O nome sugerido é o de Giovanni Battista Re, em relação ao qual o próprio papa já manifestou a preferência, colocando-o à cabeça da lista de 44 cardeais, o que, na linguagem do Vaticano, designa-o como delfim. Nascido em 1934 em Brescia, Giovanni Battista Re fez carreira como secretário de Estado, depois foi nomeado secretário da Congregação dos bispos e, finalmente, substituto de João Paulo II, de quem é o homem de confiança. Re poderia atrair os votos dos eleitores mais preocupados em escolher um papa atento aos problemas relacionados ao futuro da Igreja do que um papa carismático, um homem capaz de reparar as rupturas internas, de implementar a reforma da cúria e de devolver às igrejas locais o que a política de centralização da década de 90 retirou.

Um pontificado de curta duração

Se, de sua pequena Honduras, fosse chamado para a Santa Sé, pode-se ter certeza que faria desse texto uma declaração de princípios de ação da igreja

O principal candidato da ala reformadora é o cardeal Carlo Maria Martini, um jesuíta. As qualidades espirituais de Martini, sua visão universal dos problemas, suas convicções ecumênicas e inter-religiosas, sua experiência pastoral na maior diocese do mundo, aliadas à lucidez e à prudência com que defendeu, no último concílio, uma reforma colegial do papado, lhe valeram a simpatia de muitos cardeais.
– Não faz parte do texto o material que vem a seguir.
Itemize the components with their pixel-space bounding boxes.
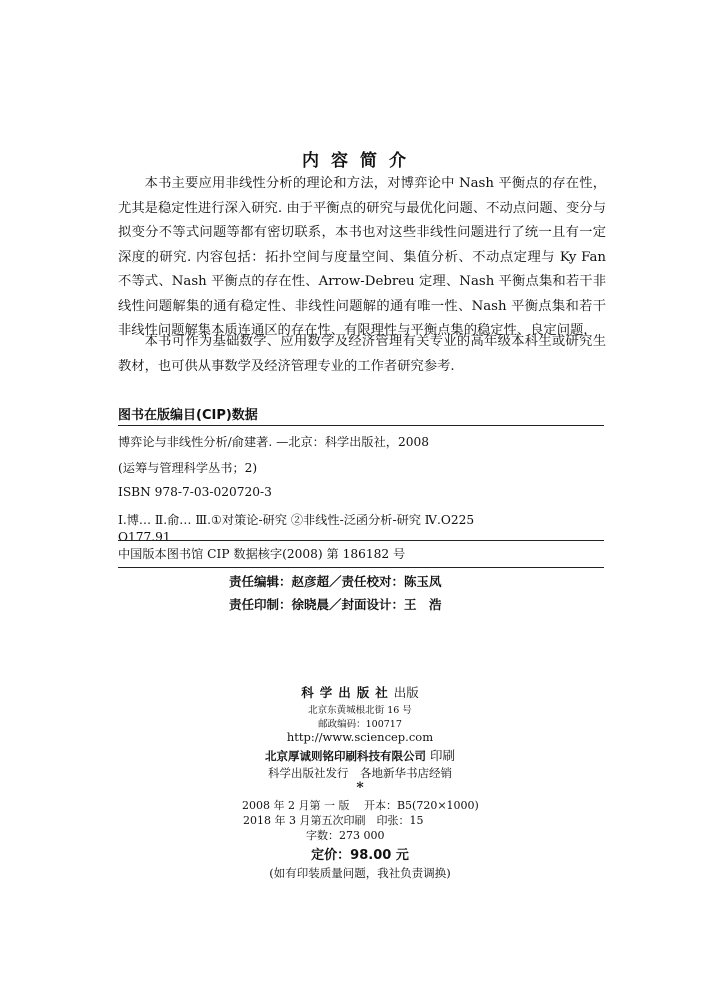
- cip-heading: 图书在版编目(CIP)数据: [118, 408, 258, 423]
- printing-line: 2018 年 3 月第五次印刷 印张：15: [243, 814, 424, 827]
- cip-classification-cont: [118, 522, 604, 544]
- publisher-address: 北京东黄城根北街 16 号: [308, 705, 412, 716]
- separator-star: *: [356, 780, 364, 796]
- publisher-postcode: 邮政编码：100717: [318, 719, 402, 730]
- printer-line: [0, 746, 720, 764]
- publisher-line: [0, 683, 720, 701]
- credits-production: 责任印制：徐晓晨／封面设计：王 浩: [229, 597, 442, 612]
- page-title: 内容简介: [302, 151, 418, 171]
- cip-title-line: 博弈论与非线性分析/俞建著. —北京：科学出版社，2008: [118, 435, 429, 449]
- edition-line: 2008 年 2 月第 一 版 开本：B5(720×1000): [242, 799, 479, 812]
- cip-classification: Ⅰ.博… Ⅱ.俞… Ⅲ.①对策论-研究 ②非线性-泛函分析-研究 Ⅳ.O225: [118, 513, 475, 527]
- cip-bottom-rule: [118, 567, 604, 568]
- publisher-suffix: 出版: [393, 685, 419, 700]
- printer-name: 北京厚诚则铭印刷科技有限公司: [265, 749, 426, 763]
- printer-suffix: 印刷: [429, 748, 455, 763]
- price-line: 定价：98.00 元: [311, 848, 409, 863]
- intro-paragraph-2: 本书可作为基础数学、应用数学及经济管理有关专业的高年级本科生或研究生教材，也可供从事数学及经济管理专业的工作者研究参考.: [118, 334, 606, 374]
- cip-top-rule: [118, 425, 604, 426]
- wordcount-line: 字数：273 000: [306, 829, 385, 842]
- distribution-line: 科学出版社发行 各地新华书店经销: [268, 766, 452, 780]
- cip-mid-rule: [118, 540, 604, 541]
- cip-series-line: (运筹与管理科学丛书；2): [118, 461, 258, 475]
- credits-editors: 责任编辑：赵彦超／责任校对：陈玉凤: [229, 574, 442, 589]
- cip-isbn: ISBN 978-7-03-020720-3: [118, 485, 272, 499]
- cip-classification-2: O177.91: [118, 530, 171, 544]
- intro-paragraph-1: 本书主要应用非线性分析的理论和方法，对博弈论中 Nash 平衡点的存在性，尤其是稳定性进行深入研究. 由于平衡点的研究与最优化问题、不动点问题、变分与拟变分不等式问题等都有密切联系，本书也对这些非线性问题进行了统一且有一定深度的研究. 内容包括：拓扑空间与度量空间、集值分析、不动点定理与 Ky Fan 不等式、Nash 平衡点的存在性、Arrow-Debreu 定理、Nash 平衡点集和若干非线性问题解集的通有稳定性、非线性问题解的通有唯一性、Nash 平衡点集和若干非线性问题解集本质连通区的存在性、有限理性与平衡点集的稳定性、良定问题.: [118, 176, 606, 338]
- publisher-name: 科学出版社: [301, 685, 394, 700]
- publisher-url: http://www.sciencep.com: [286, 730, 434, 744]
- cip-verification: 中国版本图书馆 CIP 数据核字(2008) 第 186182 号: [118, 547, 406, 561]
- quality-notice: (如有印装质量问题，我社负责调换): [269, 866, 451, 880]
Mesmo candidatos conservadores, como Francis Eugène George, de Chicago, comunicaram-lhe que não hesitariam em votar nele, apesar do fato de que fará 75 anos em 2002 e abandonará, então, a Igreja de Milão, para retornar a seus caros estudos bíblicos em Jerusalém. Não seria a primeira vez que o conclave iria buscar o papa em um retiro.
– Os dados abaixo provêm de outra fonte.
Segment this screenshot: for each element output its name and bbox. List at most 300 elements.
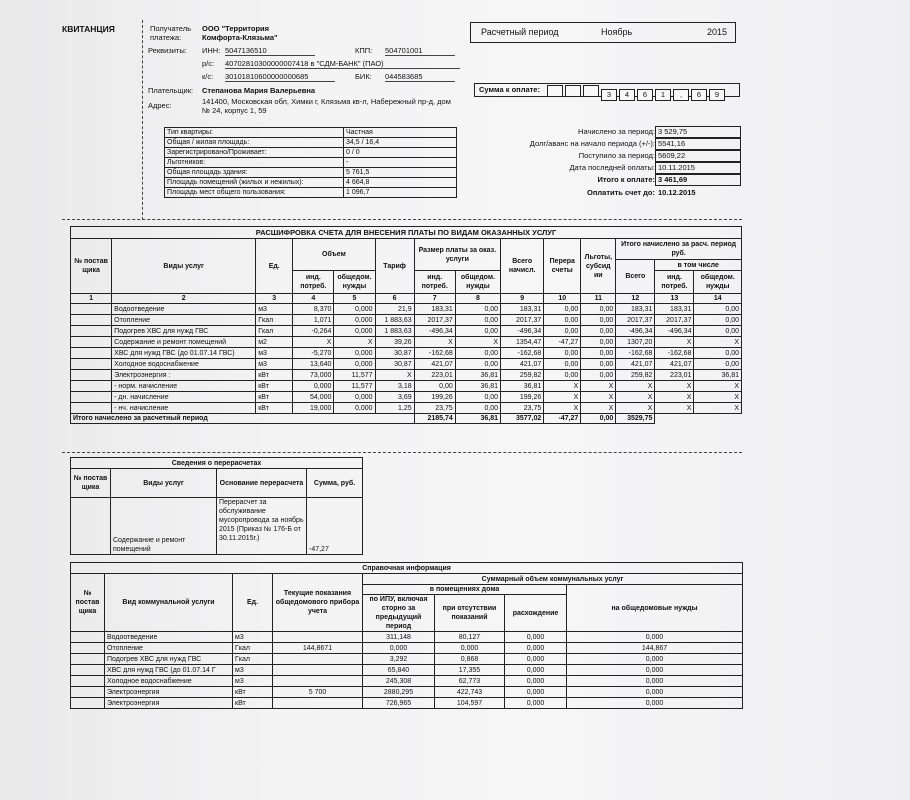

Na história dos conclaves, ocorre freqüentemente o paradoxo segundo o qual “quem entra papa, sai cardeal”. Não é possível, portanto, excluir a possibilidade de que a candidatura de Martini continue a suscitar uma certa consideração – não, apesar de sua fraqueza, mas graças a ela. Quanto ao problema de sua idade, a alternância entre um pontificado longo e um pontificado curto, sem ser absoluta, continua a representar uma certa racionalidade estatística: após o longo reinado de João Paulo II, os cardeais estarão sem dúvida mais inclinados a encontrar vantagens em um pontificado curto, de reorganização e de reequilíbrio, e podem pender então para o nome de um cardeal idoso, desde que seja atuante. Isso já ocorreu em 1958, quando a escolha recaiu sobre o “velho” Roncalli, que se tornou João XXIII. Na ocasião, os eleitores optaram por um “pontificado de transmissão”, após os 19 anos do pontificado de Pio XII.

O cardeal de Pinochet

No campo conservador, o nome sugerido é o de Giovanni Battista Re, em relação ao qual o próprio João Paulo II já manifestou a preferência

Na eventualidade, que parece mais provável, de Martini não conseguir a adesão dos dois terços nem da metade mais um dos votantes, há um nome alternativo, o do cardeal Dionigi Tettamanzi, de Gênova, considerado uma solução mediana entre reformadores e moderados. Milanês, nascido em 1934, esse teólogo moral, que explorou as fronteiras da bioética e da ética econômica na era da globalização, é conhecido por suas posições reformadoras prudentes, com tendência a se curvar excessivamente aos ventos do poder curial. Tem uma experiência indiscutível, tanto pastoral, como arcebispo de Ancona, quanto governamental, como secretário da Conferência dos Bispos italiana e colaborador na redação das encíclicas morais do papa, antes de sua mudança para Gênova, em 1995. Tornou-se conhecido no plano internacional por ocasião de sua intervenção pró-reformas no Sínodo europeu de 1999, o que lhe valeu, quando da votação para o secretariado geral, o primeiro lugar entre os italianos eleitos. Sua leitura positiva da crise do cristianismo e sua convicção de que a primazia do espiritual exige um novo ciclo de reformas na Igreja o aproximam das posições de Martini. Muito amigo de Re, do qual foi colega de classe, poderia contar, no conclave, com o apoio do amigo, que, naturalmente, poderia se tornar seu secretário de Estado.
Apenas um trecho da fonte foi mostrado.